Young people in children’s homes are left to wander the streets…

A social work manager expressed surprise that we “cared” for a child who had been part of the family for 8 years.

Looked after children are regarded by carers as children with problems, our experience has demonstrated that Social services and Education departments regard them as “problem children”. This perception makes an enormous difference to the way children are treated.”

 

And here are some selected quotes from other submissions:

“I see every day how Foster Carers are undermined, by passed and treated as glorified baby sitters by Social Workers, teachers, virtual heads and so on, what a shame this reliable and incredible resource of sound knowledge and understanding of these children is so often overlooked, sometimes resulting in the un-necessary break down of placements costing thousands in more misery to unsuspecting young children and great financial loss to the local authority.”

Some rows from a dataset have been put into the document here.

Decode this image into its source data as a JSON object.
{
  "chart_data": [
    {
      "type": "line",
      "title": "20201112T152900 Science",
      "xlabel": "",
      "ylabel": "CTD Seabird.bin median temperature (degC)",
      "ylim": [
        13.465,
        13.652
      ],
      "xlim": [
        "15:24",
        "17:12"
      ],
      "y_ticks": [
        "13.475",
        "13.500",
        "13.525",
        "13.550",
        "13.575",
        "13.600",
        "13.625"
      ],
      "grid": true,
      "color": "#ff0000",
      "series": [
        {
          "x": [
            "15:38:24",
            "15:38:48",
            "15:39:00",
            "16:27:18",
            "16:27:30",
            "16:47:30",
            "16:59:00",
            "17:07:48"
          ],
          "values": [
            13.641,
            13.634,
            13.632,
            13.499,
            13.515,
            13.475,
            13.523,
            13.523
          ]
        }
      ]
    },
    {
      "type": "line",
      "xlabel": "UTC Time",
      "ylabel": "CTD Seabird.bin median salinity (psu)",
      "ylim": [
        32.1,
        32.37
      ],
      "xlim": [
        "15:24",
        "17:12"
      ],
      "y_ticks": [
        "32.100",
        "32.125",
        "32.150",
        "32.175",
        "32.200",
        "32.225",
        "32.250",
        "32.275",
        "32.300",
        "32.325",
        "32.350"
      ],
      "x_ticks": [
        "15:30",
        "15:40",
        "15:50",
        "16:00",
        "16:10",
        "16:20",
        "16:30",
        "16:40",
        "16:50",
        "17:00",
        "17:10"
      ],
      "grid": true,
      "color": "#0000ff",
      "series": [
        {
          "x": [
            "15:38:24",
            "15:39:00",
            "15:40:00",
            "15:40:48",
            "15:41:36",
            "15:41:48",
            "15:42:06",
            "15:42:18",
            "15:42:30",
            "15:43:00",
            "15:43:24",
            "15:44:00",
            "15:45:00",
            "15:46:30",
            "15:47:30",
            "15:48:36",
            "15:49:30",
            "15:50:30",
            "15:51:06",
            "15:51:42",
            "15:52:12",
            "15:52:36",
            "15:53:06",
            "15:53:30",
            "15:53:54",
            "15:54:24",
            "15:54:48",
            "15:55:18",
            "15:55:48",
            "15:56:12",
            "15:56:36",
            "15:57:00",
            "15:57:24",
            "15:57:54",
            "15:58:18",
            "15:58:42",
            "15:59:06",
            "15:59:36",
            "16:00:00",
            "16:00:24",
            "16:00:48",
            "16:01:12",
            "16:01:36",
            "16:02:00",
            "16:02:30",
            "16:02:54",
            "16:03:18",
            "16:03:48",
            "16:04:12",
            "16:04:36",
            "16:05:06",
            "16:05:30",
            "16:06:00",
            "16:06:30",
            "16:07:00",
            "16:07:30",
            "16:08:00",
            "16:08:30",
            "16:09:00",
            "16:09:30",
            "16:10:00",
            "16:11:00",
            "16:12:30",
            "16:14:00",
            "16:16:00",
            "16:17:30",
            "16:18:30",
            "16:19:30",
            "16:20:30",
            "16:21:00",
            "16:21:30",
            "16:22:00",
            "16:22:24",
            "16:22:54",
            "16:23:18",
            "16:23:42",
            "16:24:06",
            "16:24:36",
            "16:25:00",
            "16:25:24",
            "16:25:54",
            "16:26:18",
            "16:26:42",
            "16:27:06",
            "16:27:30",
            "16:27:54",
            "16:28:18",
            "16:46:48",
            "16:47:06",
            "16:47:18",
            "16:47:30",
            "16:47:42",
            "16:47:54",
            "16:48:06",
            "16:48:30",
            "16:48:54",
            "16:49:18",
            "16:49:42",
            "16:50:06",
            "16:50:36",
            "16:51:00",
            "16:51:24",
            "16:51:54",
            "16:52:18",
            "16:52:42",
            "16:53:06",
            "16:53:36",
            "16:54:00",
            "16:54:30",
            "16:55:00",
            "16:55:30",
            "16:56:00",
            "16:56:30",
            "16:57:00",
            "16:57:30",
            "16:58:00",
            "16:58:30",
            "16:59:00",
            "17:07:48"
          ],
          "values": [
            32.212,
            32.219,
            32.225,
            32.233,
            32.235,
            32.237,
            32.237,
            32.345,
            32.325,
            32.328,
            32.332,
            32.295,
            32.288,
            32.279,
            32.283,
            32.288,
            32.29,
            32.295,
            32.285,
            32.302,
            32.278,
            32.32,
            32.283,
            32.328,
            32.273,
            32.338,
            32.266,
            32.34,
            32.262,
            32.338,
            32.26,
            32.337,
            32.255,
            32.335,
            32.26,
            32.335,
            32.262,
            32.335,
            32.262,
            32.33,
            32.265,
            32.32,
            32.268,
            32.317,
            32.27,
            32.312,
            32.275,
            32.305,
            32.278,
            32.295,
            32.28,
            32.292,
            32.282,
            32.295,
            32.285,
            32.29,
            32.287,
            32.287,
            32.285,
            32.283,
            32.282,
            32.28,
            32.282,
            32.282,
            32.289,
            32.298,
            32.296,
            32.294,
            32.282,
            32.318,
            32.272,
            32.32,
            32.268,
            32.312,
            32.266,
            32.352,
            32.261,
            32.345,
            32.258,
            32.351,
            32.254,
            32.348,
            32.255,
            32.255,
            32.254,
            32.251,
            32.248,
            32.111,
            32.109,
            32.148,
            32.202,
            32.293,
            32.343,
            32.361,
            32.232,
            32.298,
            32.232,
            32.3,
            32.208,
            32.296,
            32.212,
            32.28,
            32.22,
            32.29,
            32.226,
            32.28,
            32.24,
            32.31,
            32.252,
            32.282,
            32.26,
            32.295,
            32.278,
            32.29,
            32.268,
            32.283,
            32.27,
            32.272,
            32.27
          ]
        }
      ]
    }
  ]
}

“There appears to be no body which is willing or able to hold Local Authorities to account except the courts. As we had won our case, we were unable to apply for Judicial Review. LAs can ignore their statutory duties and ignore complaints as independent review of complaints can only be triggered through the LA itself. There seems to be little point making new legislation, primary or secondary if it is so easily ignored without consequence to those ignoring it.”

“I object to the term “foster care market.” These are children, often damaged or traumatised, and it should be a carefully managed and supported system.”

Another report on the foster care sector is due to be published in the new year. The National Fostering Stocktake consultation looks at the current state of foster care in England and Wales.

Very many thanks to Maggie Tuttle for alerting us to the Committee report.